Gelet op het voorgaande is van de oorspronkelijke hoofdsom van € 118,70, een bedrag van € 89,03 (€ 118,70 x 0,75) toewijsbaar.
2.12.
De buitengerechtelijke kosten zijn toewijsbaar over deze hoofdsom, tot een bedrag van € 40,00.
2.13.
De vordering tot vergoeding van de verschenen rente zal worden afgewezen, omdat de eisende partij die rente (gelet op de toewijsbare hoofdsom) over een te hoog bedrag heeft berekend.

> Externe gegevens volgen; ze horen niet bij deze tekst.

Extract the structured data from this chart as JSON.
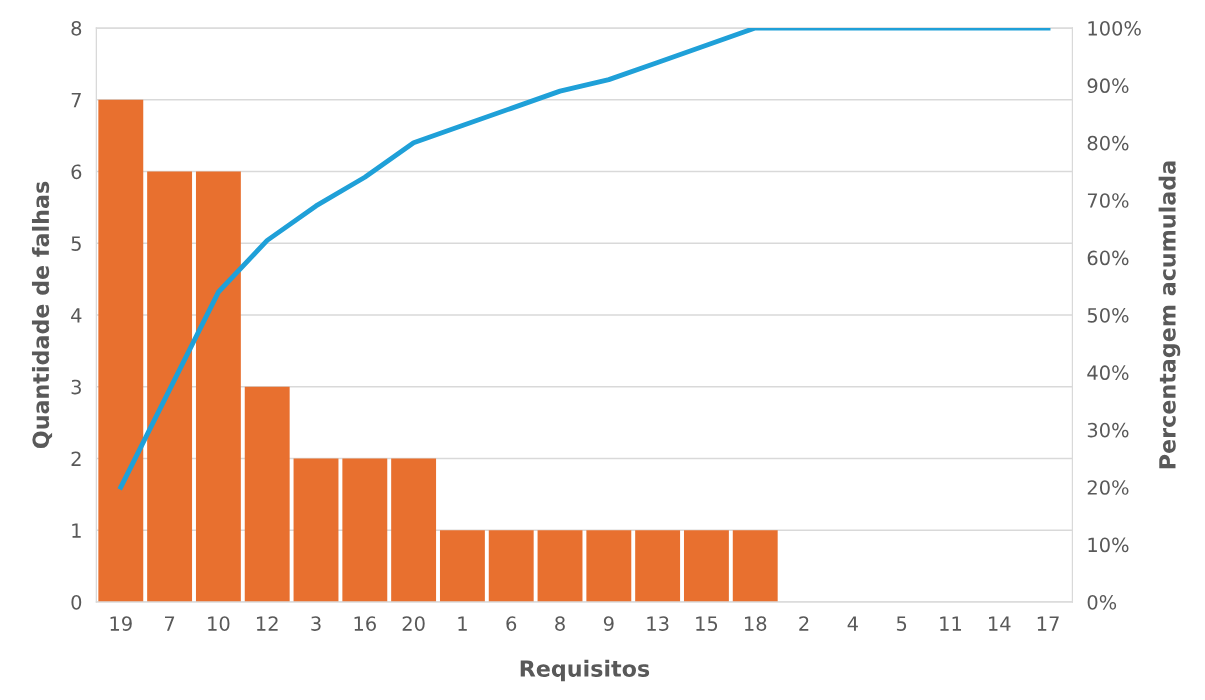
{
  "chart_data": {
    "type": "bar",
    "xlabel": "Requisitos",
    "ylabel": "Quantidade de falhas",
    "y2label": "Percentagem acumulada",
    "categories": [
      "19",
      "7",
      "10",
      "12",
      "3",
      "16",
      "20",
      "1",
      "6",
      "8",
      "9",
      "13",
      "15",
      "18",
      "2",
      "4",
      "5",
      "11",
      "14",
      "17"
    ],
    "series": [
      {
        "color": "#e8702f",
        "values": [
          7,
          6,
          6,
          3,
          2,
          2,
          2,
          1,
          1,
          1,
          1,
          1,
          1,
          1,
          0,
          0,
          0,
          0,
          0,
          0
        ]
      },
      {
        "type": "line",
        "axis": "y2",
        "color": "#1fa0d8",
        "values": [
          20,
          37,
          54,
          63,
          69,
          74,
          80,
          83,
          86,
          89,
          91,
          94,
          97,
          100,
          100,
          100,
          100,
          100,
          100,
          100
        ]
      }
    ],
    "ylim": [
      0,
      8
    ],
    "yticks": [
      0,
      1,
      2,
      3,
      4,
      5,
      6,
      7,
      8
    ],
    "y2lim": [
      0,
      100
    ],
    "y2ticks": [
      {
        "value": 0,
        "label": "0%"
      },
      {
        "value": 10,
        "label": "10%"
      },
      {
        "value": 20,
        "label": "20%"
      },
      {
        "value": 30,
        "label": "30%"
      },
      {
        "value": 40,
        "label": "40%"
      },
      {
        "value": 50,
        "label": "50%"
      },
      {
        "value": 60,
        "label": "60%"
      },
      {
        "value": 70,
        "label": "70%"
      },
      {
        "value": 80,
        "label": "80%"
      },
      {
        "value": 90,
        "label": "90%"
      },
      {
        "value": 100,
        "label": "100%"
      }
    ],
    "grid": "y",
    "legend": false,
    "marker": "none",
    "line_style": "solid"
  }
}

De wettelijke rente zal worden toegewezen over de toewijsbare hoofdsom vanaf de dag van de dagvaarding.
2.14.
De gedaagde partij wordt grotendeels in het ongelijk gesteld en zal daarom in de proceskosten worden veroordeeld.

3.De beslissing

De kantonrechter:
3.1.
veroordeelt de gedaagde partij tot betaling aan de eisende partij van € 129,03, te vermeerderen met de wettelijke rente over € 89,03 vanaf 27 juli 2022 tot aan de dag van de gehele betaling;
3.2.
veroordeelt de gedaagde partij tot betaling van de proceskosten, die de kantonrechter aan de kant van de eisende partij tot en met vandaag vaststelt op:
€ 107,22 wegens dagvaardingskosten,
€ 128,00 wegens griffierecht en
€ 37,00 wegens salaris gemachtigde;
3.3.
verklaart de veroordeling(en) in dit vonnis uitvoerbaar bij voorraad;
3.4.
wijst af het meer of anders gevorderde.
Dit vonnis is gewezen door mr. M.M. Kruithof en op bovengenoemde datum in het openbaar uitgesproken in aanwezigheid van de griffier.